For 92% of respondents, administration costs, complying with regulations, and understanding obligations formed the aspects of red tape having the most impact on business and 22% of directors considered too much regulation and red tape to be one of the top three current economic challenges. The Director Sentiment Index does not define red tape.

One person’s red tape is another’s saving grace, and whereas the understanding of the concept of red tape in general is fairly well understood, what it actually entails requires a particular familiarity with the circumstances.

In a simple sense red tape gets in the way – so is anything that gets in the way red tape? What gets in the way of directors? This will depend on who they see as their stakeholders.
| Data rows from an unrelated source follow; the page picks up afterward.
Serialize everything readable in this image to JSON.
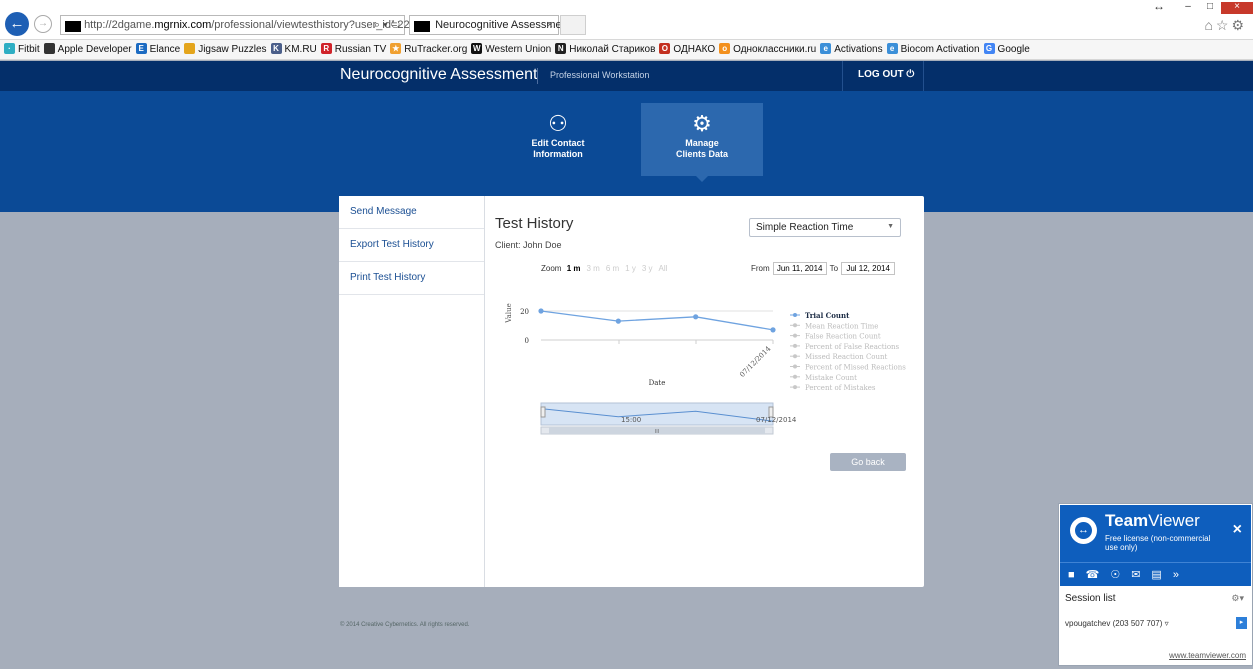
{
  "browser": {
    "url_prefix": "http://2dgame.",
    "url_domain": "mgrnix.com",
    "url_path": "/professional/viewtesthistory?user_id=22",
    "addr_tools": "⌕ ▾ ↻",
    "tab_title": "Neurocognitive Assessmen...",
    "tab_close": "×",
    "back_glyph": "←",
    "fwd_glyph": "→",
    "ie_icons": "⌂☆⚙",
    "resize_glyph": "↔",
    "min_glyph": "–",
    "max_glyph": "□",
    "close_glyph": "×"
  },
  "bookmarks": [
    {
      "label": "Fitbit",
      "icon": "fitbit-icon",
      "color": "#2eaec3",
      "glyph": "·"
    },
    {
      "label": "Apple Developer",
      "icon": "apple-icon",
      "color": "#333333",
      "glyph": ""
    },
    {
      "label": "Elance",
      "icon": "elance-icon",
      "color": "#1c6bc2",
      "glyph": "E"
    },
    {
      "label": "Jigsaw Puzzles",
      "icon": "jigsaw-icon",
      "color": "#e4a51c",
      "glyph": ""
    },
    {
      "label": "KM.RU",
      "icon": "kmru-icon",
      "color": "#4b5f8a",
      "glyph": "K"
    },
    {
      "label": "Russian TV",
      "icon": "russian-tv-icon",
      "color": "#d0232a",
      "glyph": "R"
    },
    {
      "label": "RuTracker.org",
      "icon": "rutracker-icon",
      "color": "#f0a030",
      "glyph": "★"
    },
    {
      "label": "Western Union",
      "icon": "western-union-icon",
      "color": "#111111",
      "glyph": "W"
    },
    {
      "label": "Николай Стариков",
      "icon": "starikov-icon",
      "color": "#222222",
      "glyph": "N"
    },
    {
      "label": "ОДНАКО",
      "icon": "odnako-icon",
      "color": "#c33020",
      "glyph": "O"
    },
    {
      "label": "Одноклассники.ru",
      "icon": "odnoklassniki-icon",
      "color": "#f3901d",
      "glyph": "o"
    },
    {
      "label": "Activations",
      "icon": "ie-page-icon",
      "color": "#3b8fd8",
      "glyph": "e"
    },
    {
      "label": "Biocom Activation",
      "icon": "ie-page-icon",
      "color": "#3b8fd8",
      "glyph": "e"
    },
    {
      "label": "Google",
      "icon": "google-icon",
      "color": "#4285f4",
      "glyph": "G"
    }
  ],
  "site": {
    "title": "Neurocognitive Assessment",
    "subtitle": "Professional Workstation",
    "logout": "LOG OUT ⏻"
  },
  "hero": {
    "edit_contact": {
      "line1": "Edit Contact",
      "line2": "Information",
      "icon": "user-add-icon",
      "glyph": "⚇"
    },
    "manage_clients": {
      "line1": "Manage",
      "line2": "Clients Data",
      "icon": "gears-icon",
      "glyph": "⚙"
    }
  },
  "sidebar": {
    "items": [
      {
        "label": "Send Message"
      },
      {
        "label": "Export Test History"
      },
      {
        "label": "Print Test History"
      }
    ]
  },
  "main": {
    "title": "Test History",
    "client": "Client: John Doe",
    "test_select": "Simple Reaction Time",
    "select_arrow": "▼",
    "zoom_label": "Zoom",
    "zoom_options": [
      "1 m",
      "3 m",
      "6 m",
      "1 y",
      "3 y",
      "All"
    ],
    "from_label": "From",
    "from_value": "Jun 11, 2014",
    "to_label": "To",
    "to_value": "Jul 12, 2014",
    "go_back": "Go back"
  },
  "chart_data": {
    "type": "line",
    "ylabel": "Value",
    "xlabel": "Date",
    "y_ticks": [
      "20",
      "0"
    ],
    "x_tick_label": "07/12/2014",
    "series": [
      {
        "name": "Trial Count",
        "values": [
          20,
          13,
          16,
          7
        ],
        "visible": true,
        "color": "#6fa3e0"
      }
    ],
    "legend": [
      "Trial Count",
      "Mean Reaction Time",
      "False Reaction Count",
      "Percent of False Reactions",
      "Missed Reaction Count",
      "Percent of Missed Reactions",
      "Mistake Count",
      "Percent of Mistakes"
    ],
    "navigator_labels": [
      "15:00",
      "07/12/2014"
    ],
    "navigator_scroll_label": "III",
    "legend_placement": "right"
  },
  "footer": {
    "copyright": "© 2014 Creative Cybernetics. All rights reserved."
  },
  "teamviewer": {
    "brand_bold": "Team",
    "brand_light": "Viewer",
    "license": "Free license (non-commercial use only)",
    "close": "×",
    "toolbar_icons": "■☎☉✉▤»",
    "session_list": "Session list",
    "settings_glyph": "⚙▾",
    "contact": "vpougatchev (203 507 707) ▿",
    "connect_glyph": "▸",
    "link": "www.teamviewer.com",
    "logo_glyph": "↔",
    "toggle": "›"
  }
}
There is a fine line between regulation that requires lodgement, reporting, and record keeping (in the Corporations Act or under employment and industrial legislation) and regulation that requires attention to substantive matters of safety, health, or in relation to the Corporations Act, solvency (s 588G and s 436A), diligent decision-making (s 180), time-critical periods (statutory demands).
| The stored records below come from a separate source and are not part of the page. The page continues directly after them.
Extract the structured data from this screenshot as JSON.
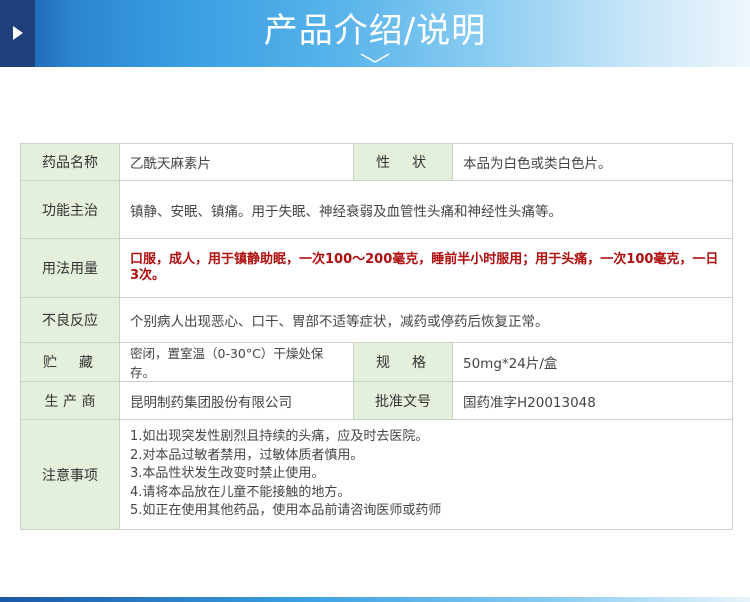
{
  "header": {
    "title": "产品介绍/说明",
    "colors": {
      "banner_dark": "#1e3f7a",
      "banner_light": "#3a9fe2",
      "label_bg": "#e4efdc",
      "warning_red": "#b00d0d"
    }
  },
  "table": {
    "name_label": "药品名称",
    "name_value": "乙酰天麻素片",
    "appearance_label": "性　状",
    "appearance_value": "本品为白色或类白色片。",
    "indication_label": "功能主治",
    "indication_value": "镇静、安眠、镇痛。用于失眠、神经衰弱及血管性头痛和神经性头痛等。",
    "dosage_label": "用法用量",
    "dosage_value": "口服，成人，用于镇静助眠，一次100～200毫克，睡前半小时服用；用于头痛，一次100毫克，一日3次。",
    "adverse_label": "不良反应",
    "adverse_value": "个别病人出现恶心、口干、胃部不适等症状，减药或停药后恢复正常。",
    "storage_label": "贮　藏",
    "storage_value": "密闭，置室温（0-30°C）干燥处保存。",
    "spec_label": "规　格",
    "spec_value": "50mg*24片/盒",
    "maker_label": "生 产 商",
    "maker_value": "昆明制药集团股份有限公司",
    "approval_label": "批准文号",
    "approval_value": "国药准字H20013048",
    "notes_label": "注意事项",
    "notes": [
      "1.如出现突发性剧烈且持续的头痛，应及时去医院。",
      "2.对本品过敏者禁用，过敏体质者慎用。",
      "3.本品性状发生改变时禁止使用。",
      "4.请将本品放在儿童不能接触的地方。",
      "5.如正在使用其他药品，使用本品前请咨询医师或药师"
    ]
  }
}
Standards of corporate governance, particularly in relation to listed companies, go beyond issues of personal integrity and focus on the implementation of mechanisms that deliver a “checks and balances” approach.
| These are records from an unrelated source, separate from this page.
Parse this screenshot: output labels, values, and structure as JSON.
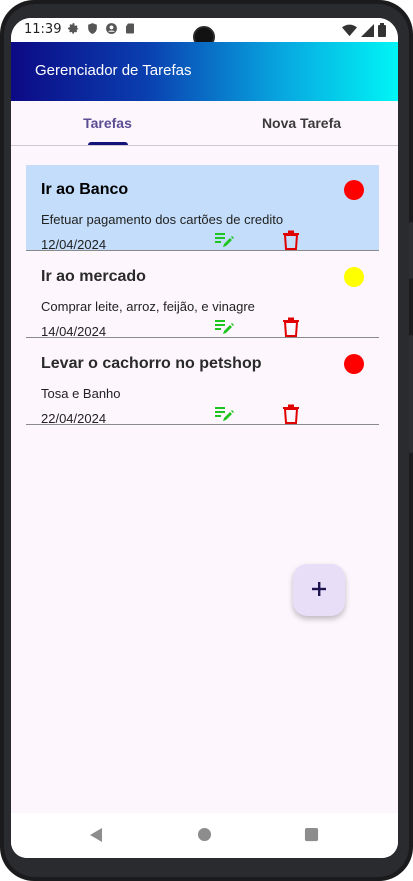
{
  "status_bar": {
    "time": "11:39"
  },
  "app_bar": {
    "title": "Gerenciador de Tarefas"
  },
  "tabs": [
    {
      "label": "Tarefas",
      "selected": true
    },
    {
      "label": "Nova Tarefa",
      "selected": false
    }
  ],
  "tasks": [
    {
      "title": "Ir ao Banco",
      "description": "Efetuar pagamento dos cartões de credito",
      "date": "12/04/2024",
      "priority_color": "#ff0000",
      "selected": true
    },
    {
      "title": "Ir ao mercado",
      "description": "Comprar leite, arroz, feijão, e vinagre",
      "date": "14/04/2024",
      "priority_color": "#ffff00",
      "selected": false
    },
    {
      "title": "Levar o cachorro no petshop",
      "description": "Tosa e Banho",
      "date": "22/04/2024",
      "priority_color": "#ff0000",
      "selected": false
    }
  ],
  "fab": {
    "icon": "plus-icon",
    "label": "+"
  },
  "colors": {
    "edit_icon": "#1fc51f",
    "delete_icon": "#e00000",
    "selected_row": "#c3ddfa",
    "accent": "#13127b"
  },
  "nav": {
    "back_icon": "back-icon",
    "home_icon": "home-icon",
    "recents_icon": "recents-icon"
  }
}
Several of the ASX Corporate Governance Principles and Recommendations could be seen to cover red tape (however it is defined), particularly Principle 1 – Lay solid foundations for management and oversight; and Principle 4 – Safeguard integrity in financial reporting.

So when does the law become simply red tape? For example the Centro decision certainly creates the need for a more detailed approach to financial statements – would directors see this as merely more red tape?

There is also the recent James Hardie sentencing decision in the Supreme Court of Appeal, where Justice Barrett opened up issues in relation to how boards should proceed to their decisions – so that consultation is not the beginning and end of deliberations, but merely a starting point from which individual board members can then form their own views and decide accordingly upon a vote. In other words, not the adoption of an informal collegiate approach.

At paragraph 11 of the judgment, Justice Barrett sets out that:

“The culmination of the process must be such that it possible to see (and to record) that each member, by a process of voting, actively supports the proposition before the meeting or actively opposes that proposition; or that the member refrains from both support and opposition.”

This is obviously important guidance and good governance, but how would directors view this guidance – as red tape? Clearly the manner in which boards decide affects stakeholders, and good governance process and accountability are essential.

There is also going to be a difference regarding the impact of red tape between executive and non-executive directors. It would be expected, and most investors would hope, that non-executives are spared thinking about, for instance, lodgement issues. Executives and management would handle delegation of these matters.

Words are often used imprecisely, particularly if the imprecision can carry some extra message. The Directors Sentiment Index suggests that approximately a quarter of directors see complying with regulations and understanding obligations, that is “red tape”, as restrictive of their role as profit-makers.

When this statistic is combined with the directors’ negative view of legal decision-making it is possible to discern the extent of the disincentive arising from the impact of the law. The danger is that everything becomes the dreaded red tape and directors’ outlook and attitude to important regulatory issues lumps all regulation together.

Red tape is a pervasive and damaging bureaucratic malady. Yet it is also an important function of the checks and balances necessary for good corporate governance. What is important is that directors don’t perceive critical regulatory obligations as red tape and as a result dismiss their importance.